Hellinger accepts non-negative counts or probabilities and normalizes each row internally. Its result lies between zero and one:

topic_weights = metric_collection(
    "topic_weights",
    [[70, 20, 10], [10, 20, 70], [34, 33, 33]],
    "FLAT-HELLINGER",
)

result = topic_weights.search([60, 30, 10], k=3)
print(result.ids)
print(result.distances)

Counts do not need to sum to one. Negative inputs are invalid. Hellinger is a good default when square-root geometry for probability distributions is appropriate; HNSW-HELLINGER provides the approximate alternative.
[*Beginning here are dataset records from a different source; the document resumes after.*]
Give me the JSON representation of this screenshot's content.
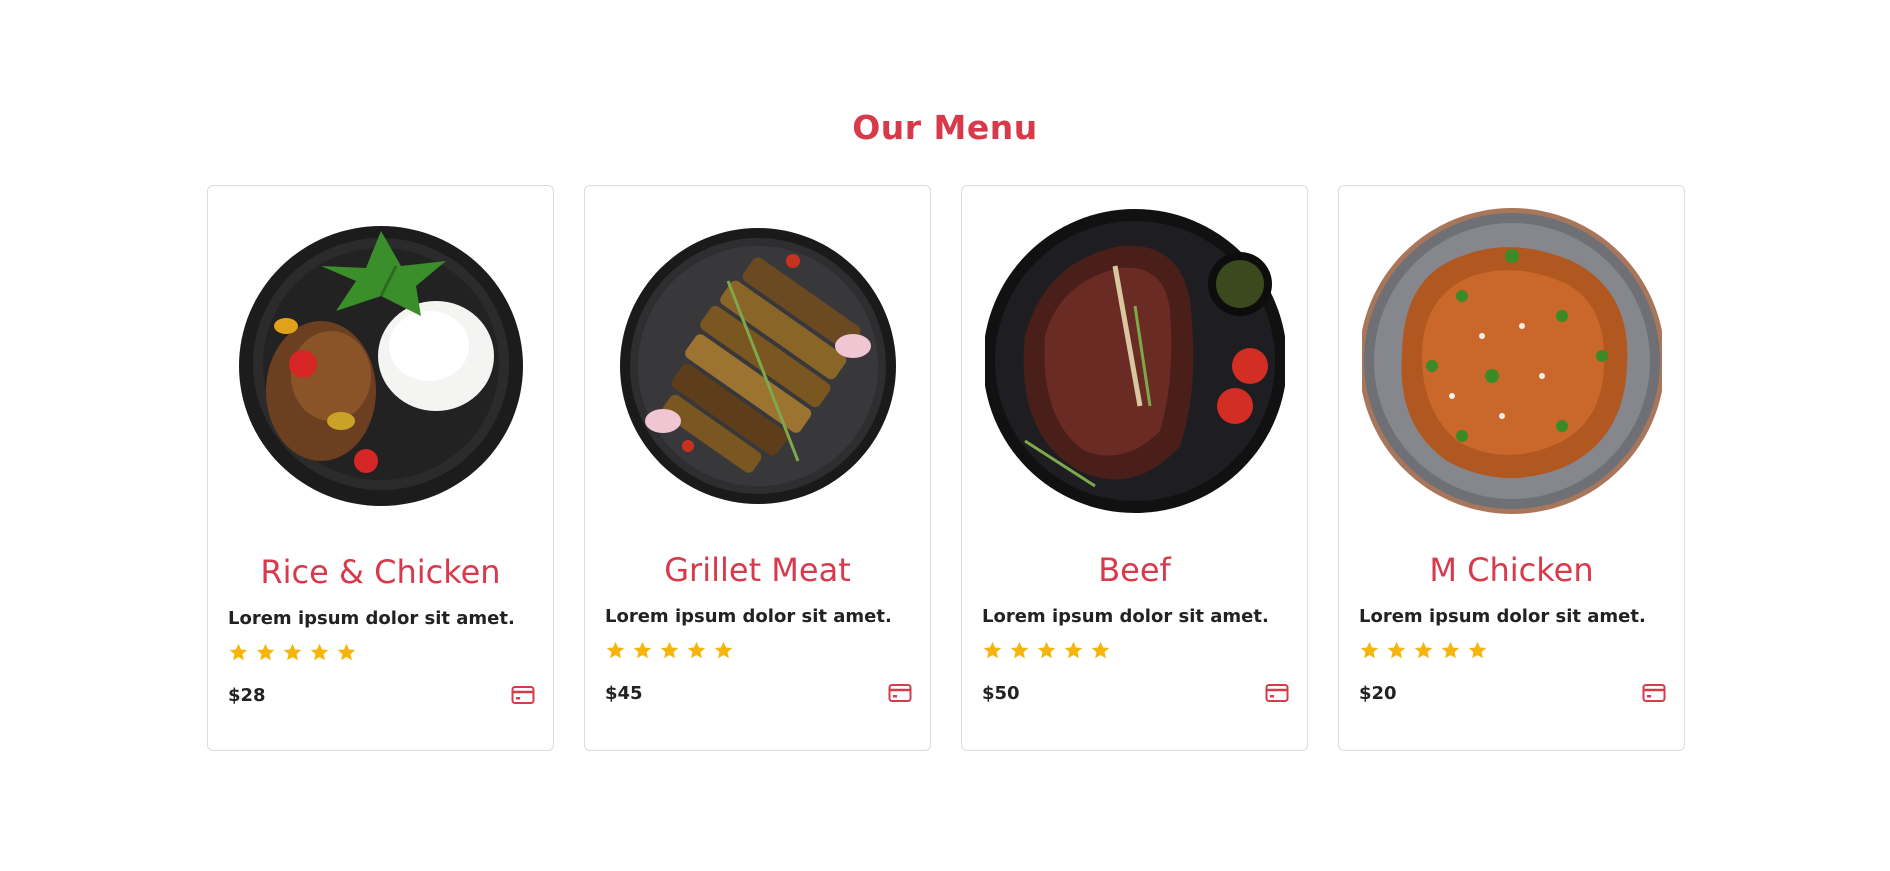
{
  "section": {
    "title": "Our Menu"
  },
  "colors": {
    "accent": "#d8394b",
    "star": "#f5b50a",
    "text": "#222222",
    "border": "#dcdcdc"
  },
  "menu_items": [
    {
      "name": "Rice & Chicken",
      "description": "Lorem ipsum dolor sit amet.",
      "rating": 5,
      "price": "$28",
      "image_icon": "rice-chicken-plate-image",
      "cart_icon": "credit-card-icon"
    },
    {
      "name": "Grillet Meat",
      "description": "Lorem ipsum dolor sit amet.",
      "rating": 5,
      "price": "$45",
      "image_icon": "grilled-meat-plate-image",
      "cart_icon": "credit-card-icon"
    },
    {
      "name": "Beef",
      "description": "Lorem ipsum dolor sit amet.",
      "rating": 5,
      "price": "$50",
      "image_icon": "beef-steak-plate-image",
      "cart_icon": "credit-card-icon"
    },
    {
      "name": "M Chicken",
      "description": "Lorem ipsum dolor sit amet.",
      "rating": 5,
      "price": "$20",
      "image_icon": "chicken-plate-image",
      "cart_icon": "credit-card-icon"
    }
  ]
}
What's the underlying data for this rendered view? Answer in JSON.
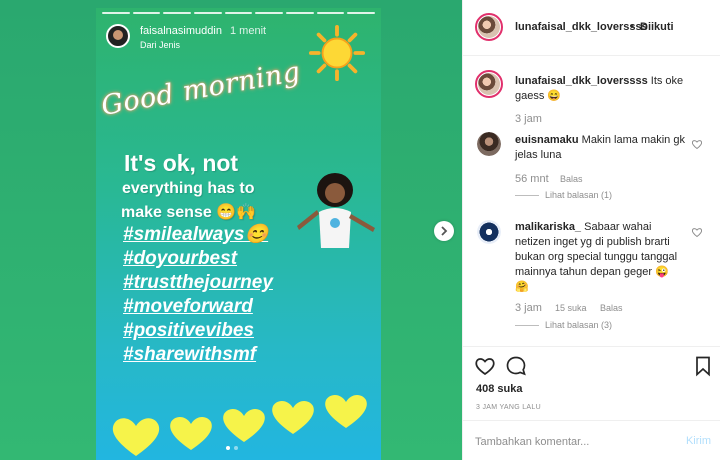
{
  "story": {
    "username": "faisalnasimuddin",
    "time": "1 menit",
    "source": "Dari Jenis",
    "greeting": "Good morning",
    "message_line1": "It's ok, not",
    "message_line2": "everything has to",
    "message_line3": "make sense 😁🙌",
    "hashtags": [
      "#smilealways😊",
      "#doyourbest",
      "#trustthejourney",
      "#moveforward",
      "#positivevibes",
      "#sharewithsmf"
    ],
    "page_count": 2,
    "active_page": 1
  },
  "post": {
    "username": "lunafaisal_dkk_loverssss",
    "dot": "•",
    "follow_label": "Diikuti",
    "caption_text": "Its oke gaess 😄",
    "caption_time": "3 jam",
    "likes": "408 suka",
    "posted_ago": "3 JAM YANG LALU"
  },
  "comments": [
    {
      "username": "euisnamaku",
      "text": "Makin lama makin gk jelas luna",
      "time": "56 mnt",
      "reply_label": "Balas",
      "view_replies": "Lihat balasan (1)"
    },
    {
      "username": "malikariska_",
      "text": "Sabaar wahai netizen inget yg di publish brarti bukan org special tunggu tanggal mainnya tahun depan geger 😜 🤗",
      "time": "3 jam",
      "likes": "15 suka",
      "reply_label": "Balas",
      "view_replies": "Lihat balasan (3)"
    }
  ],
  "add_comment": {
    "placeholder": "Tambahkan komentar...",
    "post_label": "Kirim"
  },
  "colors": {
    "link": "#262626",
    "muted": "#8e8e8e",
    "post_button": "#b2dffc",
    "story_ring": "#e1306c"
  },
  "icons": [
    "chevron-right-icon",
    "heart-icon",
    "comment-icon",
    "bookmark-icon",
    "sun-icon"
  ]
}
Wasserstein-1D also normalizes each row, but preserves the order of bins. Moving mass by two bins costs twice as much as moving it by one bin:

latency_histograms = metric_collection(
    "latency_histograms",
    [
        [80, 15, 5, 0],
        [10, 70, 15, 5],
        [0, 5, 15, 80],
    ],
    "FLAT-WASSERSTEIN",
)

result = latency_histograms.search([70, 20, 10, 0], k=3)
print(result.ids)
print(result.distances)

Wasserstein assumes equal-width ordered bins and reports distance in bin-width units. Inputs must be non-negative, but do not need to be pre-normalized. Resample unequal histograms to a shared bin grid before insertion. Use HNSW-WASSERSTEIN with nprobe when approximate search is appropriate.

Performance guidance

  • L1 uses native AVX2 or NEON kernels.
  • Chebyshev, Canberra, and Bray–Curtis use native AVX2 or NEON kernels and do not allocate per candidate.
  • Flat binary metrics use packed words and hardware population counts.
  • Haversine performs only the two-dimensional great-circle calculation and is well suited to HNSW when collections grow.
  • Correlation, Hellinger, and Wasserstein scan rows without allocating temporary vectors. They favor memory efficiency; Hellinger's square roots make it more compute-intensive than L1, L2, or cosine.
  • Jensen–Shannon uses AVX2/NEON vector logarithms. Exact Flat search lazily caches inverse mass and entropy in two float32 values per row, then applies the entropy identity so the hot scan evaluates only one logarithm per dimension. Its dual-row kernel ranks squared distances and takes square roots only for the final top-k; very small distances are recomputed with the stable float64 path. The cache adds eight bytes per row and no per-candidate allocation.
  • Use the reproducible benchmark with, for example, python benchmarks/flat_search_bench.py --index-mode FLAT-TANIMOTO-BINARY --dim 2048 on deployment hardware.